Un campione di saliva potrebbe presto diagnosticare l’Alzheimer. I ricercatori dell’Università di Alberta (Canada) hanno messo a punto un test specifico della saliva. Consiste nell’analizzare i metaboliti prodotti dalle reazioni chimiche nel cervello e nell’individuare le anomalie specifiche in questa malattia neurodegenerativa.
LE CARATTERISTICHE DEL TEST
I risultati incoraggianti del loro piccolo studio sono stati presentati alla Conferenza internazionale sul morbo di Alzheimer, tenutasi a Washington DC (USA) dal 18 al 23 luglio. Il test della saliva sviluppato da canadesi passa in rassegna circa 6000 metaboliti. Alcuni sono anomali e determinano una reazione chimica in chi è affetto da malattia di Alzheimer o da decadimento cognitivo lieve. L’obiettivo di questo studio era di identificare i biomarcatori e per determinare se sono associabili con un sintomo della malattia.
82 persone hanno partecipato a questo studio: 22 di loro erano affette da morbo di Alzheimer, 25 da declino cognitivo lieve e 35 erano sane. La tecnica è stata riprodotta con una popolazione più piccola (27 persone).
Il test della saliva è in grado di distinguere le persone sane, quelle con declino cognitivo e i malati di Alzheimer. In effetti, alcuni metaboliti hanno livelli più elevati di presenza nei malati con un disturbo cognitivo semplice o affetti da morbo di Alzheimer. La loro presenza si traduce in una scarsa memoria episodica.

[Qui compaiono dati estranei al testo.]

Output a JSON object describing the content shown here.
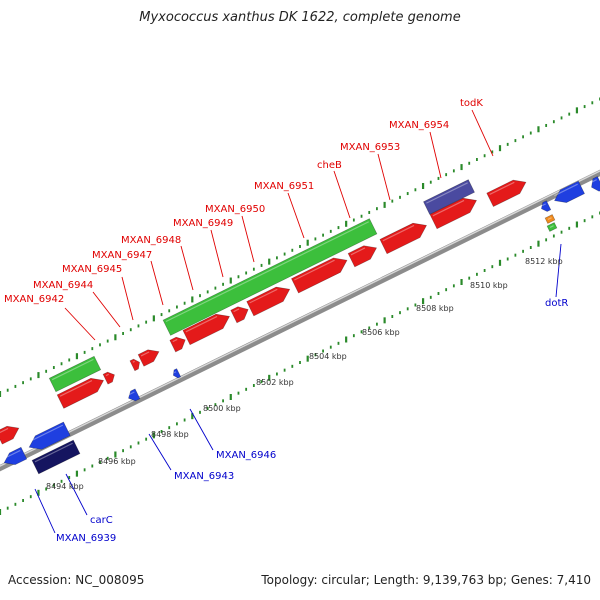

Un’altra sostanza è molto presente nella saliva di pazienti Alzheimer, che si manifesta in una ridotta capacità d’analisi delle informazioni.
Effettuare un test della saliva ha diversi vantaggi. Non solo questo approccio è pochissimo invasivo, ma è anche conveniente. “Ha il potenziale promettente di prevedere e tracciare la progressione del declino cognitivo”, dice Shraddha Sapkota, che ha presentato lo studio. “E’ anche importante la possibilità di utilizzare la saliva per trovare bersagli terapeutici che regolano la componente metabolica del morbo di Alzheimer, che è ancora poco conosciuta”.
Naturalmente, sono necessari studi con grandi popolazioni per confermare questi risultati. Ma crescono le speranze di poter disporre di una diagnosi precoce della malattia. “Sappiamo che il morbo di Alzheimer inizia con i cambiamenti del cervello che si verificano mentre le persone hanno ancora una normale funzione cognitiva e che poi la progressione della malattia accelera”, dice la dottoressa Maria Carrillo, direttore scientifico dell’Associazione Alzheimer . “Tuttavia, la diagnosi è fatta in una fase tardiva della malattia, quando i sintomi sono di solito abbastanza gravi da causare una visita dal medico”. In passato la diagnosi precoce era stata associata all’obesità o alla magrezza.
I PROGRESSI TERAPEUTICI
Nello stesso congresso internazionale sono stati presentati i risultati di una ricerca su una nuova molecola che sarebbe in grado di curare l’Alzheimer. Si tratta della “solanezumab”, un principio attivo che attaccherebbe le proteine “malate” che si formano nel cervello colpito da Alzheimer, facendole rimanere in vita e ritardando o eliminando, così, l’insorgenza della malattia. È stato dimostrato, infatti, che i pazienti che hanno assunto il farmaco più a lungo hanno avuto i maggiori benefici. Sullo stesso principio si muove l’aducanumab, molecola già in fase avanzata di sperimentazione e molto promettente riguardo ai risultati.